Si le lac, long de 21 km, offre un abri au marsouin, ceux qui sont encore dans le Yangtsé luttent pour leur survie.

"Dans le fleuve, ils n'ont nulle part où se réfugier", observe M. Zhang, du WWF. "Tant qu'il y aura du danger, comme une nouvelle détérioration de l'habitat naturel, il y a de fortes chances que les effectifs se mettent à décroître fortement".

- Reproduction laborieuse -

Dans la grande ville de Wuhan, un centre de recherche abrite six marsouins à des fins de reproduction. Deux évoluent gracieusement devant la fenêtre qui permet d'observer l'intérieur de leur énorme bassin.

"Ils viennent dire bonjour", suppose Liu Hanhui, une étudiante en aquaculture qui travaille sur place bénévolement. "Je pense qu'ils comprennent les sentiments des humains".
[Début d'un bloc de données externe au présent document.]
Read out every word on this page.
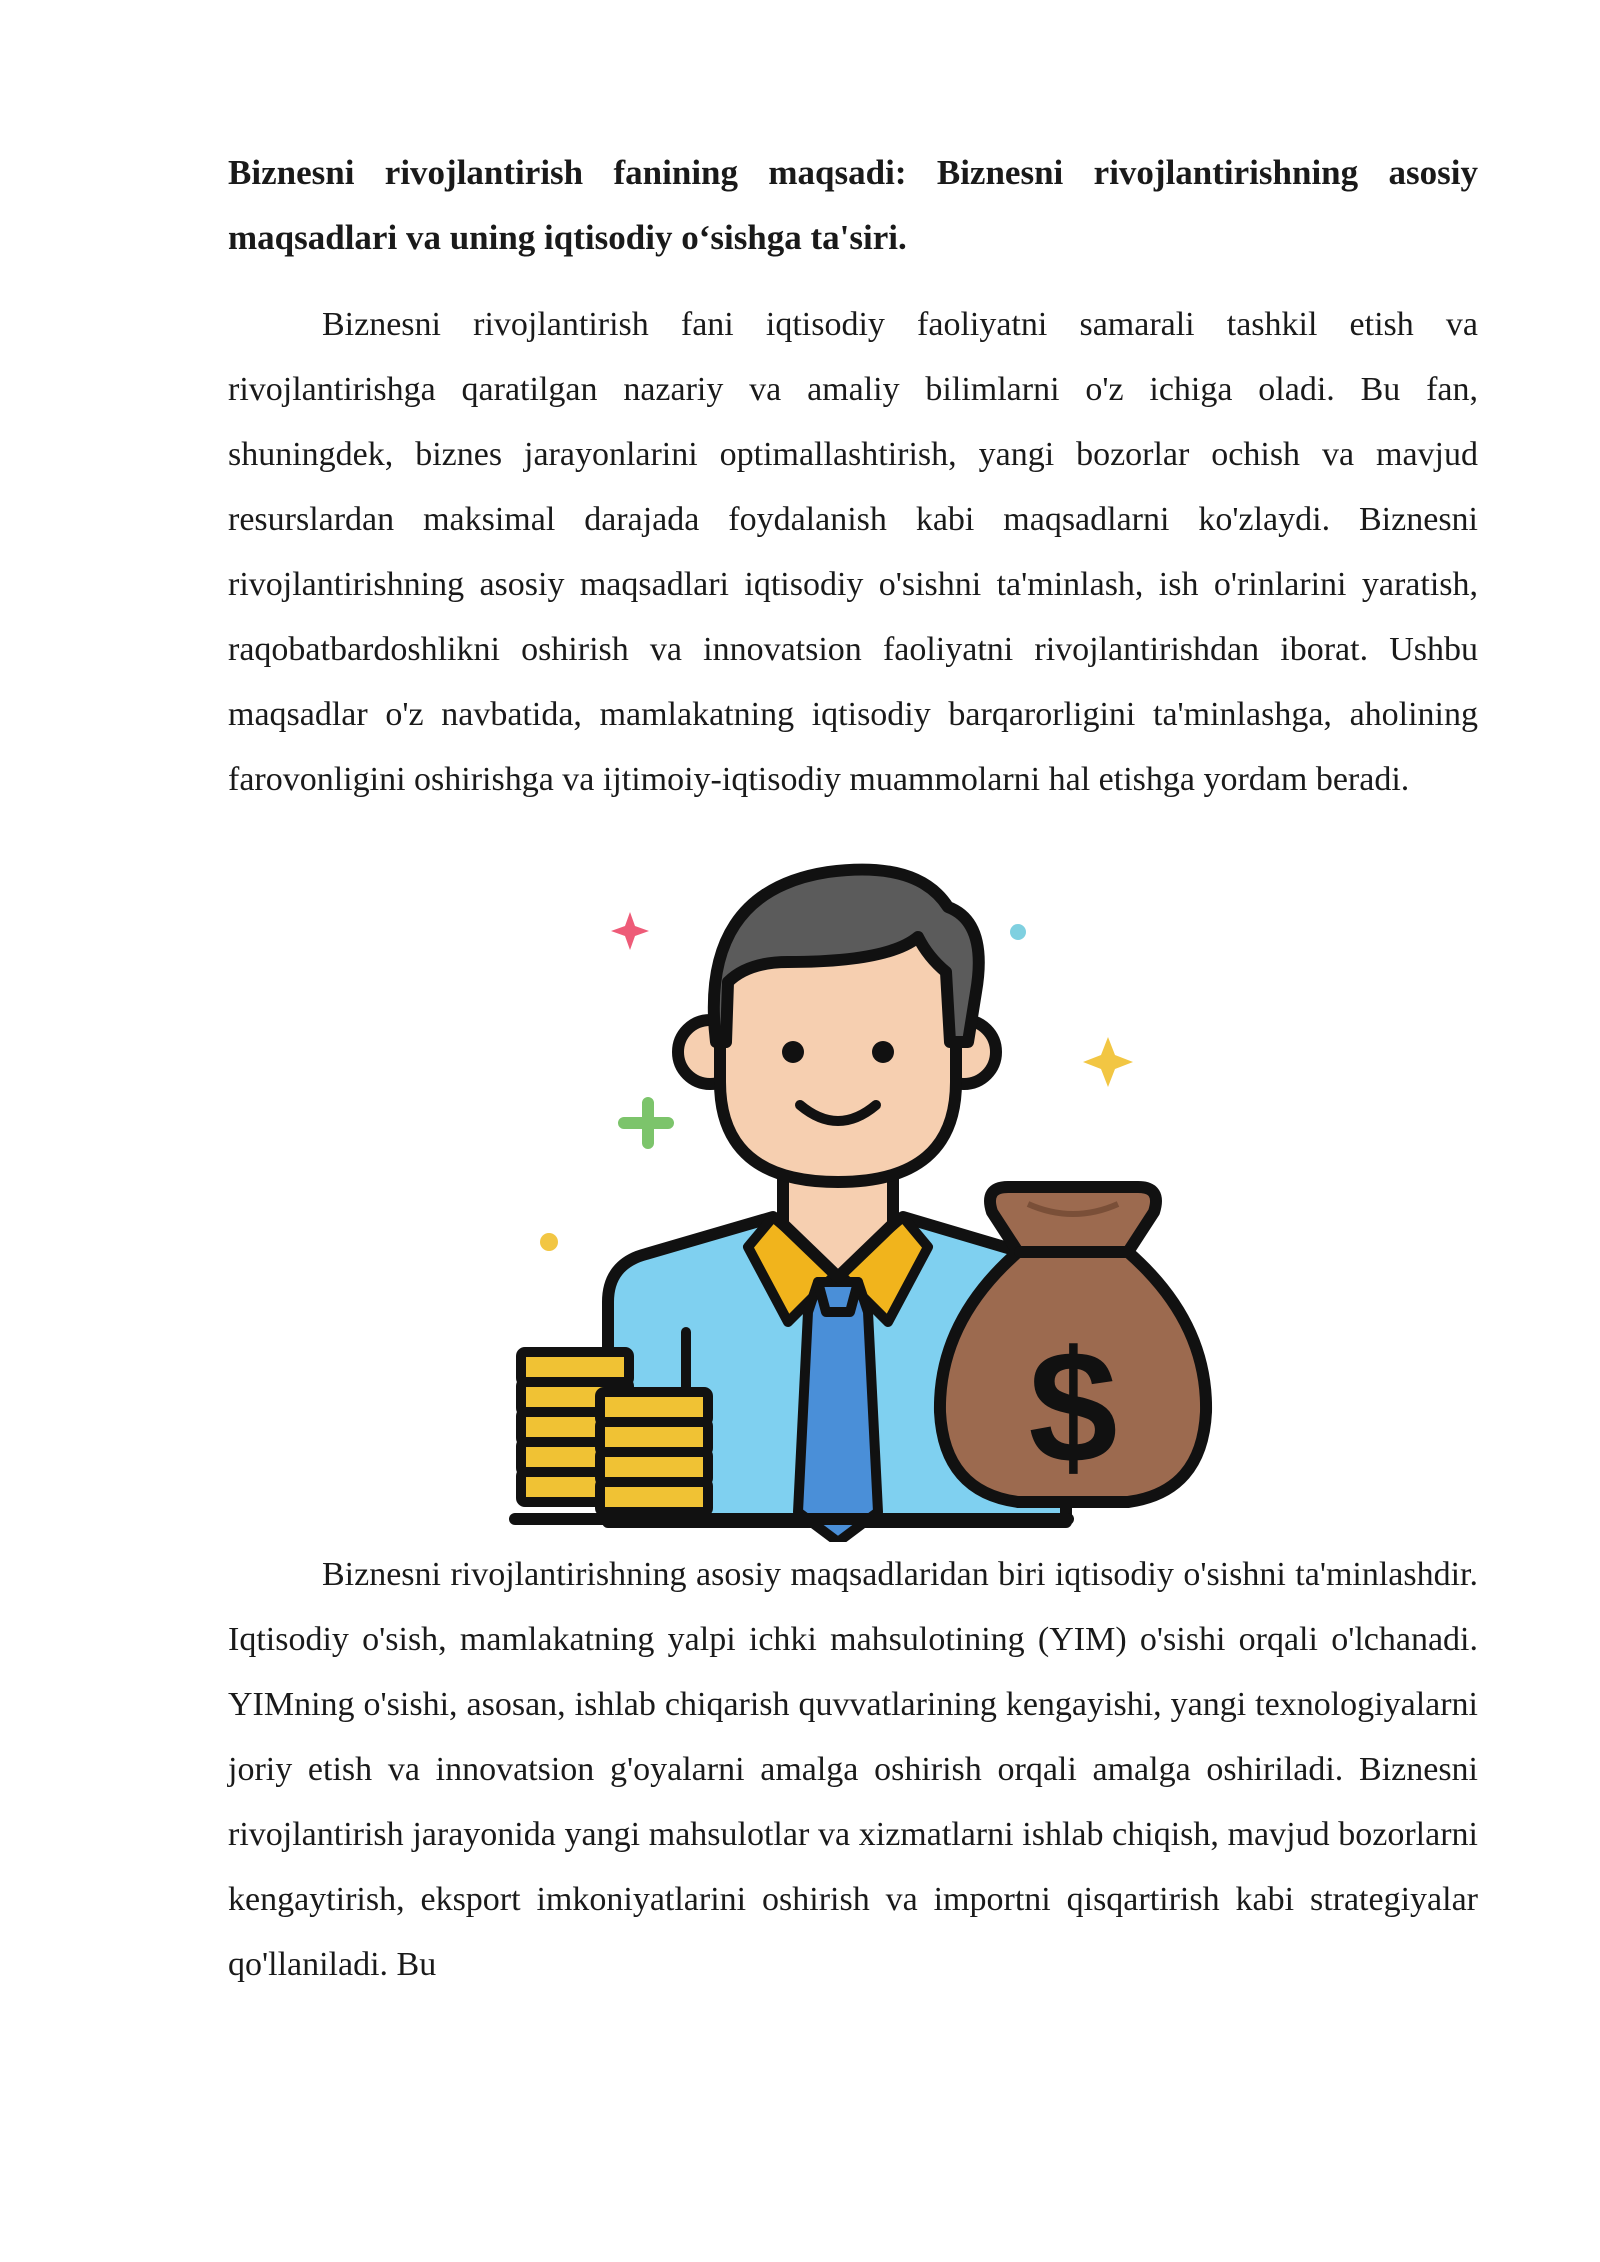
Biznesni rivojlantirish fanining maqsadi: Biznesni rivojlantirishning asosiy maqsadlari va uning iqtisodiy o‘sishga ta'siri.

Biznesni rivojlantirish fani iqtisodiy faoliyatni samarali tashkil etish va rivojlantirishga qaratilgan nazariy va amaliy bilimlarni o'z ichiga oladi. Bu fan, shuningdek, biznes jarayonlarini optimallashtirish, yangi bozorlar ochish va mavjud resurslardan maksimal darajada foydalanish kabi maqsadlarni ko'zlaydi. Biznesni rivojlantirishning asosiy maqsadlari iqtisodiy o'sishni ta'minlash, ish o'rinlarini yaratish, raqobatbardoshlikni oshirish va innovatsion faoliyatni rivojlantirishdan iborat. Ushbu maqsadlar o'z navbatida, mamlakatning iqtisodiy barqarorligini ta'minlashga, aholining farovonligini oshirishga va ijtimoiy-iqtisodiy muammolarni hal etishga yordam beradi.

$

Biznesni rivojlantirishning asosiy maqsadlaridan biri iqtisodiy o'sishni ta'minlashdir. Iqtisodiy o'sish, mamlakatning yalpi ichki mahsulotining (YIM) o'sishi orqali o'lchanadi. YIMning o'sishi, asosan, ishlab chiqarish quvvatlarining kengayishi, yangi texnologiyalarni joriy etish va innovatsion g'oyalarni amalga oshirish orqali amalga oshiriladi. Biznesni rivojlantirish jarayonida yangi mahsulotlar va xizmatlarni ishlab chiqish, mavjud bozorlarni kengaytirish, eksport imkoniyatlarini oshirish va importni qisqartirish kabi strategiyalar qo'llaniladi. Bu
D'après le WWF, un marsouin adulte aurait l'intelligence d'un enfant de trois à cinq ans.

Comme à des dauphins de cirque, leurs soigneurs leur apprennent à ouvrir la gueule sur commande et à donner la nageoire avant de recevoir leur repas.

Mais la reproduction s'avère difficile en captivité. Un bébé né en juin est seulement le deuxième à survivre plus de 100 jours au delphinarium de Wuhan depuis la création du centre de recherche en 1980.

Une quarantaine de bénévoles viennent nourrir les animaux pendant leurs jours de congés, tout en organisant des séances d'information en direction du grand public.

"Notre développement économique a provoqué la disparition accélérée de nombreuses espèces. J'essaye de réparer les crimes de l'humanité", explique Liu Hanhui.